Autoclaved Aerated Concrete
This variety was invented by the Swedish architect Johan Axel Eriksson in 1924. It is produced by adding air entraining agents like expanded clay pellets, cork granules, and vermiculite as aggregate to the concrete.
Due to its porous structure, this concrete is lightweight, fire resistant, and has good insulating properties. When used in the construction of buildings, it reduces the load on the air conditioning system. It is generally used in the form of tiles/blocks that have a high workability due to their porous structure.
Cork granules have a density of about 18.7 lb/ft3 (pounds per cubic feet), which is lower than most aggregates used for making lightweight concretes. For this reason, cement-cork composites are widely used.
These composites have a density ranging from 25 to 94 lb/ft3, compressive strength from 145 to 3770 psi, and flexural strength from 72.5 to 580 psi. They have lower thermal conductivities, lower densities, and good absorption characteristics.
Roller Compacted Concrete
This type of concrete is placed on the surface of the earth and compacted using large hevay rollers typically used for earthwork.
This technique gives the concrete mix a high density which cures overtime into a strong monolithic block. It is typically used for concrete pavements and for constructing dams. It generates less heat while curing due to the lower cement content than the conventional concrete. This variety is also known as rollcrete.
This variety of concrete uses recycled glass fragments as aggregate.
Apart from enhancing the aesthetic appeal, glass also gives better long-term strength and better thermal insulation to this type of concrete according to recent research being carried out at the Columbia University in New York.
This is a composite material using asphalt as a binding agent instead of cement. The aggregate used in this is sand, gravel, crushed stone, slag, recycled concrete, and geosynthetic aggregate.
Asphalt concrete was refined and brought to its current state by the Belgian inventor Edward de Smedt. It is widely used in the construction of road surfaces, parking lots, and airport runways. It is also finding usage as the core of embankment dams.
Rapid Strength Concrete
This variety develops high strength within hours of being manufactured.
This allows the early removal of formwork, which allows the construction work to be completed in record time. It is used in building road surfaces that become fully operational in a very short period of time.
Rubberized Asphalt Concrete
This a variety commonly used for building pavements that contains regular asphalt concrete mixed with recycled rubber tires. This technique of constructing pavements was pioneered by the city of Phoenix, Arizona in the 1960s.

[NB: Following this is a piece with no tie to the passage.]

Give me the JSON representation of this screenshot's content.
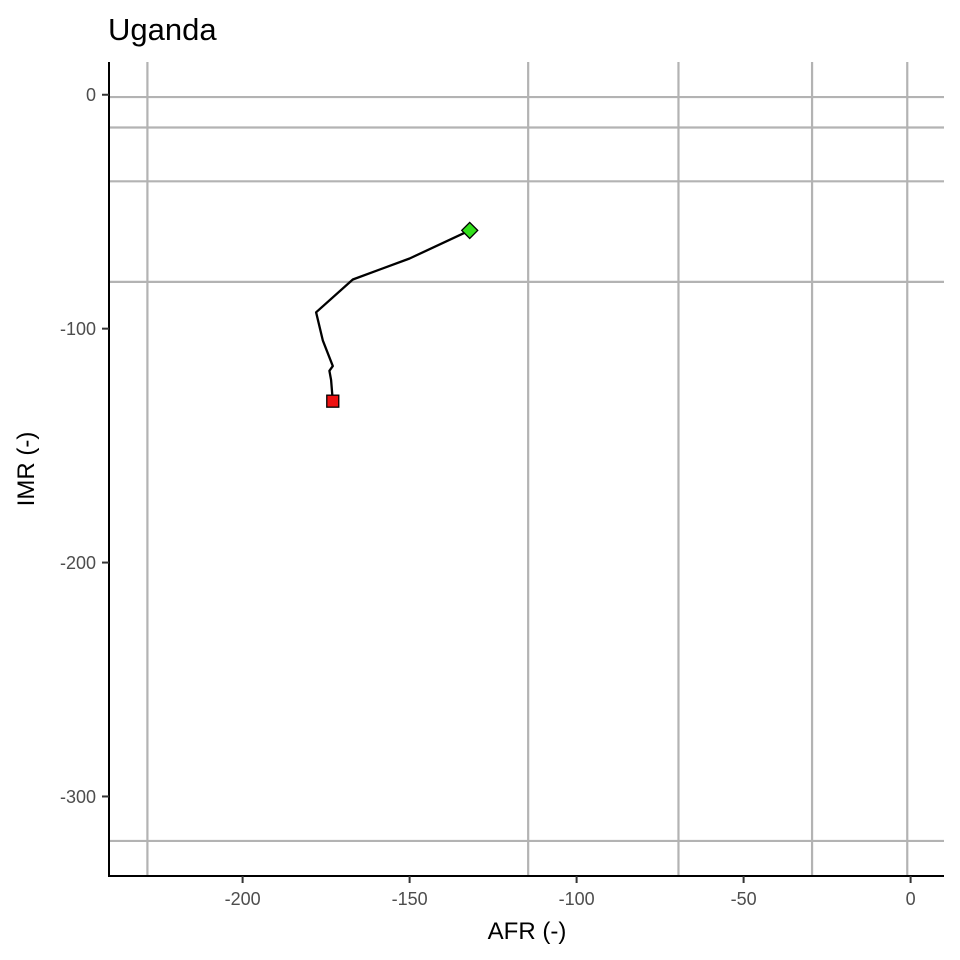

This is a group of concretes that use polymers to bind the aggregates. Its various types are polymer-impregnated concrete, polymer concrete, and polymer-portland-cement concrete.

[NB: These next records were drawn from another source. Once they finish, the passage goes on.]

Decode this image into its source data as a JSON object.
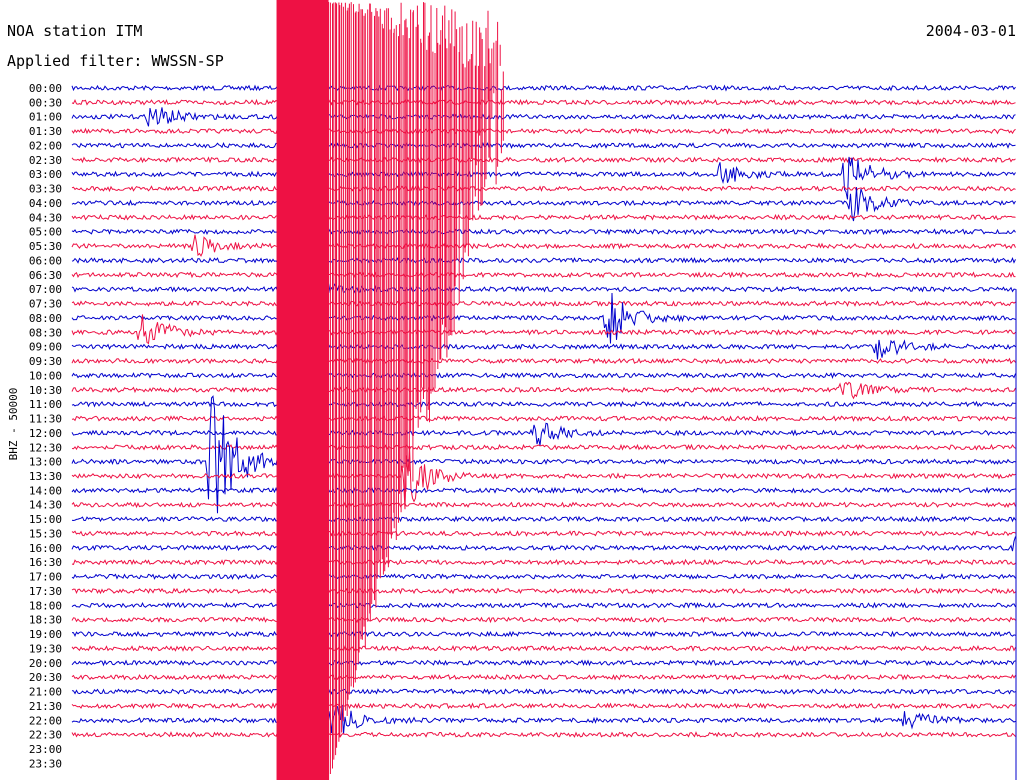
{
  "header": {
    "title": "NOA station ITM",
    "filter": "Applied filter: WWSSN-SP",
    "date": "2004-03-01"
  },
  "chart_data": {
    "type": "line",
    "title": "NOA station ITM",
    "subtitle": "Applied filter: WWSSN-SP",
    "ylabel": "BHZ - 50000",
    "xlabel": "",
    "traces": [
      "00:00",
      "00:30",
      "01:00",
      "01:30",
      "02:00",
      "02:30",
      "03:00",
      "03:30",
      "04:00",
      "04:30",
      "05:00",
      "05:30",
      "06:00",
      "06:30",
      "07:00",
      "07:30",
      "08:00",
      "08:30",
      "09:00",
      "09:30",
      "10:00",
      "10:30",
      "11:00",
      "11:30",
      "12:00",
      "12:30",
      "13:00",
      "13:30",
      "14:00",
      "14:30",
      "15:00",
      "15:30",
      "16:00",
      "16:30",
      "17:00",
      "17:30",
      "18:00",
      "18:30",
      "19:00",
      "19:30",
      "20:00",
      "20:30",
      "21:00",
      "21:30",
      "22:00",
      "22:30",
      "23:00",
      "23:30"
    ],
    "trace_colors": [
      "#0000cc",
      "#ee1144"
    ],
    "x_range_minutes": [
      0,
      30
    ],
    "data_ends_after": "22:30",
    "events": [
      {
        "trace": "01:00",
        "minute": 2.5,
        "amplitude": 0.6
      },
      {
        "trace": "03:00",
        "minute": 20.6,
        "amplitude": 0.5
      },
      {
        "trace": "03:00",
        "minute": 24.6,
        "amplitude": 1.2
      },
      {
        "trace": "04:00",
        "minute": 24.8,
        "amplitude": 0.8
      },
      {
        "trace": "05:30",
        "minute": 3.9,
        "amplitude": 0.5
      },
      {
        "trace": "07:00",
        "minute": 7.3,
        "amplitude": 0.9
      },
      {
        "trace": "08:00",
        "minute": 17.0,
        "amplitude": 1.4
      },
      {
        "trace": "08:30",
        "minute": 2.2,
        "amplitude": 1.0
      },
      {
        "trace": "09:00",
        "minute": 25.6,
        "amplitude": 0.6
      },
      {
        "trace": "10:30",
        "minute": 24.5,
        "amplitude": 0.5
      },
      {
        "trace": "12:00",
        "minute": 14.7,
        "amplitude": 0.6
      },
      {
        "trace": "13:00",
        "minute": 4.4,
        "amplitude": 4.0
      },
      {
        "trace": "13:30",
        "minute": 10.6,
        "amplitude": 1.6
      },
      {
        "trace": "14:30",
        "minute": 31.2,
        "amplitude": 1.8
      },
      {
        "trace": "16:00",
        "minute": 30.0,
        "amplitude": 3.0
      },
      {
        "trace": "22:00",
        "minute": 8.1,
        "amplitude": 1.3
      },
      {
        "trace": "22:00",
        "minute": 26.5,
        "amplitude": 0.5
      }
    ],
    "large_event": {
      "trace": "00:00",
      "minute": 6.5,
      "saturated_through": "23:30"
    }
  }
}
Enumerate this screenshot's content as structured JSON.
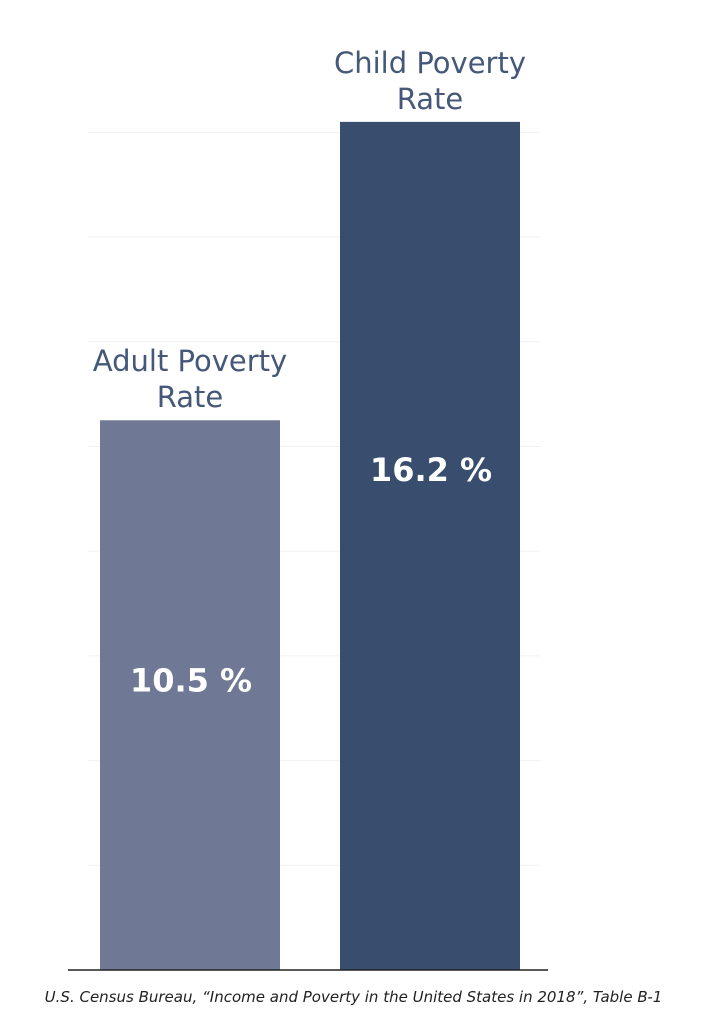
{
  "chart_data": {
    "type": "bar",
    "categories": [
      "Adult Poverty Rate",
      "Child Poverty Rate"
    ],
    "values": [
      10.5,
      16.2
    ],
    "value_labels": [
      "10.5 %",
      "16.2 %"
    ],
    "colors": [
      "#6f7894",
      "#394d6e"
    ],
    "ylim": [
      0,
      17
    ],
    "yticks": [
      0,
      2,
      4,
      6,
      8,
      10,
      12,
      14,
      16
    ],
    "grid": true,
    "source": "U.S. Census Bureau, “Income and Poverty in the United States in 2018”, Table B-1"
  }
}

This is the green alternative to the ordinary portland cement, and is made from inorganic aluminosilicate (Al-Si) polymer compounds made from 100% recycled industrial waste, like fly ash and slag. Geopolymer concrete has greater chemical and thermal resistance, and better mechanical properties, which are highly useful at both normal and extreme conditions.
This concrete is commonly used in high-temperature applications, e.g., masonry ovens and refractories.
If normal portland cement-based concretes are used in such places, it generally results into damage to the refractory at elevated temperatures, but refractory concrete has a high thermal resistance. This class includes calcium aluminum cements, fire clay, ganisters, etc.
It is a flexible concrete-impregnated fabric that hardens on hydration to form a thin, durable, fire-resistant, and waterproof concrete layer. It contains a three-dimensional fiber matrix, and specifically formulated concrete mix.
Concrete canvas finds a variety of uses, e.g., in water management, erosion control, ditch lining, slope stabilization, pipeline protection, mining, ground resurfacing, etc.